The introduction of frontal cockpit protection has been postponed until 2018 after the Strategy Group voted against the use of the halo for 2017.
Formula 1 has been seeking to increase head protection for next season and evaluated two potential routes, with the halo favoured over the aeroscreen.
The halo was trialled by both Ferrari and Red Bull amid suggestions of a debut in 2017, but the Strategy Group did not approve its implementation when it met on Thursday.
The Strategy Group comprises FIA President Jean Todt, Bernie Ecclestone and representatives from Mercedes, Ferrari, Red Bull, Williams, Force India and McLaren.

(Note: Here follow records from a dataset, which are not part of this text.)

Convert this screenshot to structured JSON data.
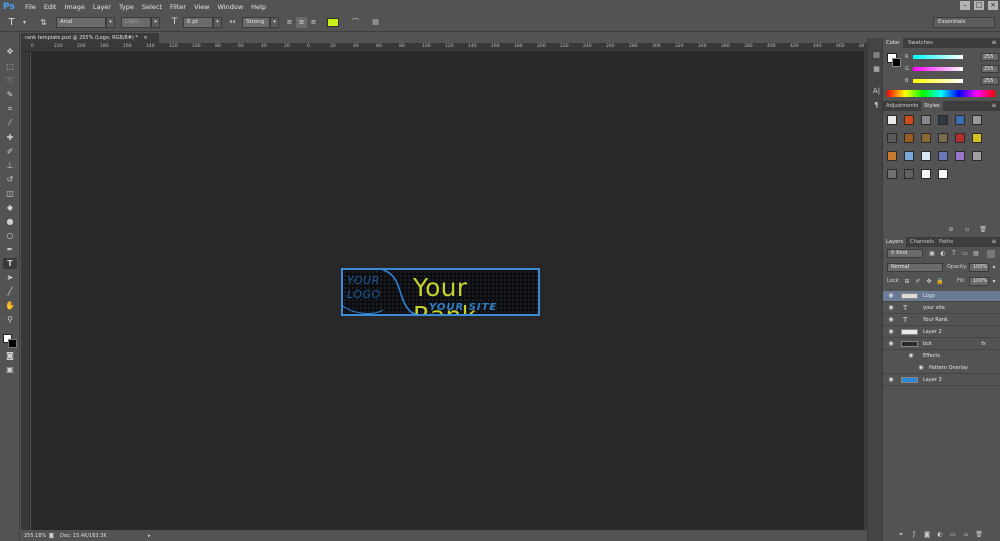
{
  "app": {
    "logo": "Ps"
  },
  "menu": [
    "File",
    "Edit",
    "Image",
    "Layer",
    "Type",
    "Select",
    "Filter",
    "View",
    "Window",
    "Help"
  ],
  "options_bar": {
    "font_family": "Arial",
    "font_style": "Light",
    "font_size": "6 pt",
    "aa_label": "aa",
    "anti_alias": "Strong",
    "text_color": "#c9f21a",
    "workspace": "Essentials"
  },
  "document": {
    "tab_title": "rank template.psd @ 255% (Logo, RGB/8#) *",
    "close_glyph": "×",
    "zoom": "255.18%",
    "doc_size": "Doc: 15.4K/163.3K"
  },
  "ruler": {
    "h_ticks": [
      "0",
      "220",
      "200",
      "180",
      "160",
      "140",
      "120",
      "100",
      "80",
      "60",
      "40",
      "20",
      "0",
      "20",
      "40",
      "60",
      "80",
      "100",
      "120",
      "140",
      "160",
      "180",
      "200",
      "220",
      "240",
      "260",
      "280",
      "300",
      "320",
      "340",
      "360",
      "380",
      "400",
      "420",
      "440",
      "460",
      "480"
    ]
  },
  "banner": {
    "logo_line1": "YOUR",
    "logo_line2": "LOGO",
    "rank_text": "Your Rank",
    "site_text": "YOUR SITE"
  },
  "color_panel": {
    "tabs": [
      "Color",
      "Swatches"
    ],
    "channels": [
      {
        "label": "R",
        "value": "255"
      },
      {
        "label": "G",
        "value": "255"
      },
      {
        "label": "B",
        "value": "255"
      }
    ]
  },
  "styles_panel": {
    "tabs": [
      "Adjustments",
      "Styles"
    ],
    "swatches": [
      "#e8e8e8",
      "#d24a1a",
      "#8a8a8a",
      "#303840",
      "#3a6fb0",
      "#9a9a9a",
      "#5a5a5a",
      "#9a5a20",
      "#8a6a30",
      "#7a6a50",
      "#b23030",
      "#d4c020",
      "#c87a30",
      "#7aa8d8",
      "#d8e8f0",
      "#6a78b8",
      "#9a78c8",
      "#a0a0a0",
      "#707070",
      "#606060",
      "#f4f4f4",
      "#f8f8f8"
    ]
  },
  "layers_panel": {
    "tabs": [
      "Layers",
      "Channels",
      "Paths"
    ],
    "filter": "Kind",
    "blend_mode": "Normal",
    "opacity_label": "Opacity:",
    "opacity": "100%",
    "lock_label": "Lock:",
    "fill_label": "Fill:",
    "fill": "100%",
    "layers": [
      {
        "name": "Logo",
        "kind": "pixel",
        "selected": true
      },
      {
        "name": "your site",
        "kind": "text",
        "selected": false
      },
      {
        "name": "Your Rank",
        "kind": "text",
        "selected": false
      },
      {
        "name": "Layer 2",
        "kind": "pixel",
        "selected": false
      },
      {
        "name": "bck",
        "kind": "pixel",
        "selected": false,
        "fx": "fx"
      },
      {
        "name": "Effects",
        "kind": "effects",
        "selected": false
      },
      {
        "name": "Pattern Overlay",
        "kind": "effect",
        "selected": false
      },
      {
        "name": "Layer 3",
        "kind": "pixel-blue",
        "selected": false
      }
    ]
  }
}
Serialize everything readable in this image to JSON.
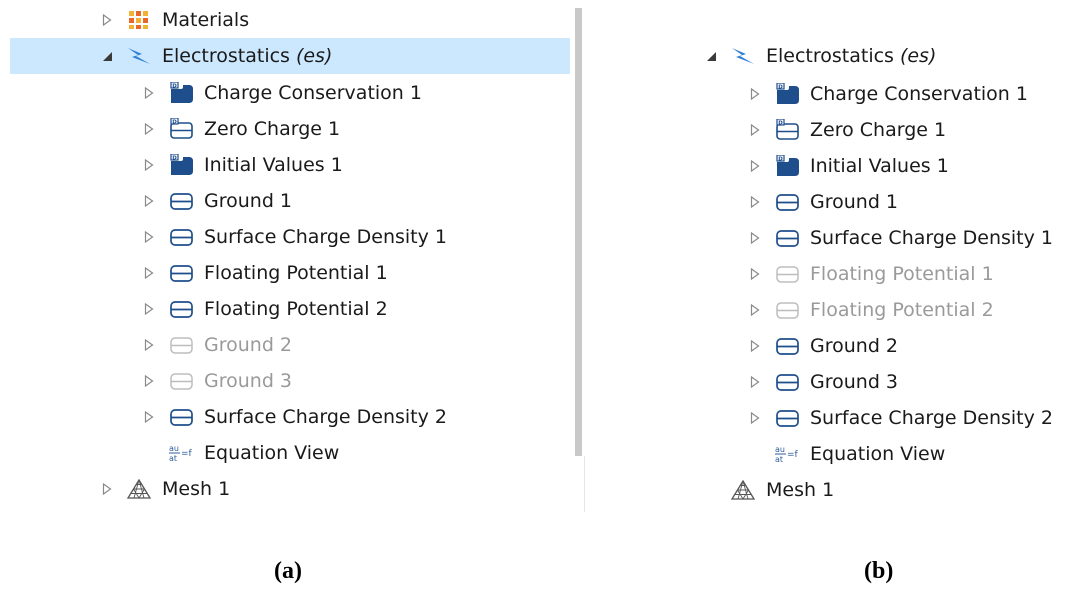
{
  "panel_a": {
    "caption": "(a)",
    "top_items": [
      {
        "label": "Materials",
        "icon": "materials-icon"
      }
    ],
    "physics": {
      "label": "Electrostatics",
      "tag": "(es)",
      "icon": "electrostatics-icon",
      "selected": true
    },
    "children": [
      {
        "label": "Charge Conservation 1",
        "icon": "default-node-icon",
        "disabled": false
      },
      {
        "label": "Zero Charge 1",
        "icon": "default-boundary-icon",
        "disabled": false
      },
      {
        "label": "Initial Values 1",
        "icon": "default-node-icon",
        "disabled": false
      },
      {
        "label": "Ground 1",
        "icon": "boundary-icon",
        "disabled": false
      },
      {
        "label": "Surface Charge Density 1",
        "icon": "boundary-icon",
        "disabled": false
      },
      {
        "label": "Floating Potential 1",
        "icon": "boundary-icon",
        "disabled": false
      },
      {
        "label": "Floating Potential 2",
        "icon": "boundary-icon",
        "disabled": false
      },
      {
        "label": "Ground 2",
        "icon": "boundary-icon",
        "disabled": true
      },
      {
        "label": "Ground 3",
        "icon": "boundary-icon",
        "disabled": true
      },
      {
        "label": "Surface Charge Density 2",
        "icon": "boundary-icon",
        "disabled": false
      },
      {
        "label": "Equation View",
        "icon": "equation-view-icon",
        "disabled": false
      }
    ],
    "mesh": {
      "label": "Mesh 1",
      "icon": "mesh-icon"
    }
  },
  "panel_b": {
    "caption": "(b)",
    "physics": {
      "label": "Electrostatics",
      "tag": "(es)",
      "icon": "electrostatics-icon"
    },
    "children": [
      {
        "label": "Charge Conservation 1",
        "icon": "default-node-icon",
        "disabled": false
      },
      {
        "label": "Zero Charge 1",
        "icon": "default-boundary-icon",
        "disabled": false
      },
      {
        "label": "Initial Values 1",
        "icon": "default-node-icon",
        "disabled": false
      },
      {
        "label": "Ground 1",
        "icon": "boundary-icon",
        "disabled": false
      },
      {
        "label": "Surface Charge Density 1",
        "icon": "boundary-icon",
        "disabled": false
      },
      {
        "label": "Floating Potential 1",
        "icon": "boundary-icon",
        "disabled": true
      },
      {
        "label": "Floating Potential 2",
        "icon": "boundary-icon",
        "disabled": true
      },
      {
        "label": "Ground 2",
        "icon": "boundary-icon",
        "disabled": false
      },
      {
        "label": "Ground 3",
        "icon": "boundary-icon",
        "disabled": false
      },
      {
        "label": "Surface Charge Density 2",
        "icon": "boundary-icon",
        "disabled": false
      },
      {
        "label": "Equation View",
        "icon": "equation-view-icon",
        "disabled": false
      }
    ],
    "mesh": {
      "label": "Mesh 1",
      "icon": "mesh-icon"
    }
  },
  "colors": {
    "selection": "#cce8ff",
    "node_blue": "#1e4e8c",
    "electrostatics_blue": "#2f7fd6",
    "disabled_text": "#9a9a9a",
    "materials_orange": "#f0a030"
  }
}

“It was decided that owing to the relatively short timeframe until the commencement of the 2017 Formula One season it would be prudent to use the remainder of this year and early next year to further evaluate the full potential of all options before final confirmation,” read a statement issued by the FIA.
“This will include undertaking multiple on-track tests of the ‘Halo’ system in practice sessions during the rest of this season and during the first part of the 2017 season.
“While the Halo is currently the preferred option, as it provides the broadest solution to date, the consensus among the Strategy Group was that another year of development could result in an even more complete solution.
“[The] Halo remains a strong option for introduction in 2018.”
Additionally, following drama at recent races, the regulations regarding radio communication have been relaxed with immediate effect.
The FIA issued a clampdown at the start of 2016 in order to place more control back to the drivers, but both Nico Rosberg and Jenson Button fell foul of the restrictions in Britain and Hungary respectively.
Button criticised the FIA, amid claims that information was provided to him on safety grounds, and the rules have now been relaxed ahead of this weekend's German Grand Prix.
“At the request of the Teams and Commercial Rights Holder, the FIA has agreed to adopt a more liberal approach to the interpretation of Article 27.1 (that a driver must drive the car “alone and unaided”),” continued the statement.
“With the exception of the period between the start of the formation lap and the start of the race, there will be no limitations on messages teams send to their drivers either by radio or pit board.
“This approach is aimed at providing improved content for fans and spectators, as teams will now be required to provide the Commercial Rights Holder with unrestricted access to their radio messages at all times that their cars are out of the garage.”